0209 ceramic tray dec 19.JPG
John Sikorski

John Sikorski

SIKORSKI'S ATTIC

Dear John: I have sent you a picture of my pretty ceramic tray. It measures 11 1/2 inches by 8 inches and is in perfect condition. Also included is a photo of the bottom; as you can see there is no information about who made it. This has been in our family for several generations. Any information about the age, maker, and value will be most helpful. — P.U., internet

Dear P.U.: You have a good looking majolica tray. Majolica is a tin glazed earthenware that is usually brightly decorated. In the 19th century it was often produced in unusual shapes influenced by naturalistic forms. It was made by numerous makers in England, Europe and America during the Victorian era, 1830 to 1901.

Majolica has been a large category of collecting for decades. When made by known companies and maker-marked, prices can go into the hundreds up to thousands of dollars.

Your tray was made in America during the late 19th century. I think your unmarked majolica tray would sell in the $100 to $200 range.

Dear John: I have a pocketwatch that has been passed down in the family from my great-great-grandfather. He was born around 1850. On the watch face the company name is South Bend. The inside cover facing the watch face has numbers. The back also opens and on that cover on the inside it has the same numbers underneath a circle. Inside the circle it says Philadelphia Watch Case Co. with a crown in the center.
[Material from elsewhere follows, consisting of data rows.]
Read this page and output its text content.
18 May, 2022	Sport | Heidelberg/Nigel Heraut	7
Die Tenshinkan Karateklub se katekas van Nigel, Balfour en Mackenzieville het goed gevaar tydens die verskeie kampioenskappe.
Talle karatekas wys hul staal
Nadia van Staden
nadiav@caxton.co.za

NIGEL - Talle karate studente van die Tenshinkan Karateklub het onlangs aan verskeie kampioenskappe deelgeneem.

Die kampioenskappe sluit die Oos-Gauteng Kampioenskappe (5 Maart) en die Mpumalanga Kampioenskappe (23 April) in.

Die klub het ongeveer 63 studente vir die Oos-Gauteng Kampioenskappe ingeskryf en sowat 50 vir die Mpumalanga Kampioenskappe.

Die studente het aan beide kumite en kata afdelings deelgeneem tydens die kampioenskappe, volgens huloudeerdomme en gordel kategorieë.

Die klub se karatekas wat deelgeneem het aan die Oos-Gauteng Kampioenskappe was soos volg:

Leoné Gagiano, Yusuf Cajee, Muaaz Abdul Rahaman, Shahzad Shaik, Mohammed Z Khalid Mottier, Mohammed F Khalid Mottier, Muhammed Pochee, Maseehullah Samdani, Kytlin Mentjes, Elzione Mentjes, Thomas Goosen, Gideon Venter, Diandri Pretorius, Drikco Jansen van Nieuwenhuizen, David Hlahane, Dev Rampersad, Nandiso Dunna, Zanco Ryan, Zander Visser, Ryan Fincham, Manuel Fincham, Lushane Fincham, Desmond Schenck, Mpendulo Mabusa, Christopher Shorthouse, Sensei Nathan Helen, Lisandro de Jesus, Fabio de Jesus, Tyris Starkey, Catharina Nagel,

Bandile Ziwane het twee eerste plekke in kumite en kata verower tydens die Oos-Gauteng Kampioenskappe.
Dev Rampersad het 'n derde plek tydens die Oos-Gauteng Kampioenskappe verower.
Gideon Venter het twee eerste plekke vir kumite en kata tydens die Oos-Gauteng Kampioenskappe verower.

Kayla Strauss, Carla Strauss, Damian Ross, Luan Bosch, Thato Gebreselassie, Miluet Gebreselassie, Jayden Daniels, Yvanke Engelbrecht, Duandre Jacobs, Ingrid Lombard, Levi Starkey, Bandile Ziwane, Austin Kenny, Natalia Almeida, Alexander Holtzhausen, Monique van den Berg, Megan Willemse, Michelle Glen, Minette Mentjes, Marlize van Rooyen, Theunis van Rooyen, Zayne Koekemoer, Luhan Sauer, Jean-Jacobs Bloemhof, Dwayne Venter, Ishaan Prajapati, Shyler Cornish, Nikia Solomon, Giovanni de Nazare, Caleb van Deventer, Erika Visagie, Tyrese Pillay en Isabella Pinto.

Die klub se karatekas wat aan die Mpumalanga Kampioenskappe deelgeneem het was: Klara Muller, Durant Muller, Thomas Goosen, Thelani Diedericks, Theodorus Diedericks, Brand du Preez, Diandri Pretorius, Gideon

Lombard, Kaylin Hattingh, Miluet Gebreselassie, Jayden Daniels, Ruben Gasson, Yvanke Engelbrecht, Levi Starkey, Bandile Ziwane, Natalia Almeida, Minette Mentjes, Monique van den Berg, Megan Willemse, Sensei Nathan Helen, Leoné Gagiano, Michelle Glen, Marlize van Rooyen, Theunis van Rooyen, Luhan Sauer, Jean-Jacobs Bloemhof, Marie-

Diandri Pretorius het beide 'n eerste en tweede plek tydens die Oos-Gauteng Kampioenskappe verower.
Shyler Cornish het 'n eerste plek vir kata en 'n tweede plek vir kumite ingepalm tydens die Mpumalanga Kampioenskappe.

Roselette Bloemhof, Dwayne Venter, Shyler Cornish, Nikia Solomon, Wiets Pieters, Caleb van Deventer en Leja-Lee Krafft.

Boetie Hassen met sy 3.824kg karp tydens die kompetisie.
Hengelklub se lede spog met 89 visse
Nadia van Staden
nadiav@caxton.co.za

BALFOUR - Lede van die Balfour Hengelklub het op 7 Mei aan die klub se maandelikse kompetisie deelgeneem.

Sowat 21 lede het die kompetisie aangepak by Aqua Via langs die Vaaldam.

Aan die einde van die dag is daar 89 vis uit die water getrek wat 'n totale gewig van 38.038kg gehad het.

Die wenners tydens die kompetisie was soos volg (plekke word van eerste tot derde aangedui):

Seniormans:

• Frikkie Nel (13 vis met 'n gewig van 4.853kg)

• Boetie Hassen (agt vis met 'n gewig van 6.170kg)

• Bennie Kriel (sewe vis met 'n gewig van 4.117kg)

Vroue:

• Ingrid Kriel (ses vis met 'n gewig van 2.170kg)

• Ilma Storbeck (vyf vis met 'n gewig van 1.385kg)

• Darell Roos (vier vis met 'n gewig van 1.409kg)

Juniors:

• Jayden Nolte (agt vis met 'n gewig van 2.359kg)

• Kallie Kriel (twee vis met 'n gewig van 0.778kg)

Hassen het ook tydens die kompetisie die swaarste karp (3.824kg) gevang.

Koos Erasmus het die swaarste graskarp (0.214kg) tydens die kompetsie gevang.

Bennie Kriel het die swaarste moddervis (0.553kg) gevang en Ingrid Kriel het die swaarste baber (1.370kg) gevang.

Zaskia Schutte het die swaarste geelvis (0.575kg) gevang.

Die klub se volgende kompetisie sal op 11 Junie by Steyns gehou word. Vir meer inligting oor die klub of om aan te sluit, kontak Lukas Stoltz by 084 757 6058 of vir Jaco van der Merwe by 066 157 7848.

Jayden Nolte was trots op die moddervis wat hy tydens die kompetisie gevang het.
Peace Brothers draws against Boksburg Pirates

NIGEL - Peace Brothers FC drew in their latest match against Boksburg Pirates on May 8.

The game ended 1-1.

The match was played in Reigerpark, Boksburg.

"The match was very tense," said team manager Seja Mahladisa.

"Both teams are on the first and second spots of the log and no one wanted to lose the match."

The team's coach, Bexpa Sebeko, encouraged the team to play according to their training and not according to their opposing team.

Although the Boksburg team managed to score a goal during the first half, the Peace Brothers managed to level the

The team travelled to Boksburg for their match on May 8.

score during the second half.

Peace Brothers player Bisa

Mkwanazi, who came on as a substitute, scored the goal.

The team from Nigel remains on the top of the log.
The outside of the cover has an etched design on the front and back. The design has a bird and two flowers surrounding an oval. Around the edge of the case are intricate designs.

If you can offer any information, it would be greatly appreciated. I hope you can help me. Thank you. — N.W., internet

Dear N.W.: The hunter case pocket watch you have was manufactured by the South Bend Watch Company located in South Bend, Indiana. They were in business from 1903 through 1929. The watch case was manufactured by the Philadelphia Watchcase Company and is gold plated on brass.

Inside the back cover there is a dust cover that protects the movement; this needs to be opened in order to view the movement. In order to help you further with date of production and dollar value, I need to know the serial number that appears on the movement and whatever else you find there. The serial number will tell us the specific date of manufacture and any other notations will give us the movement model. Let us know what you find and then I will fill in the blanks.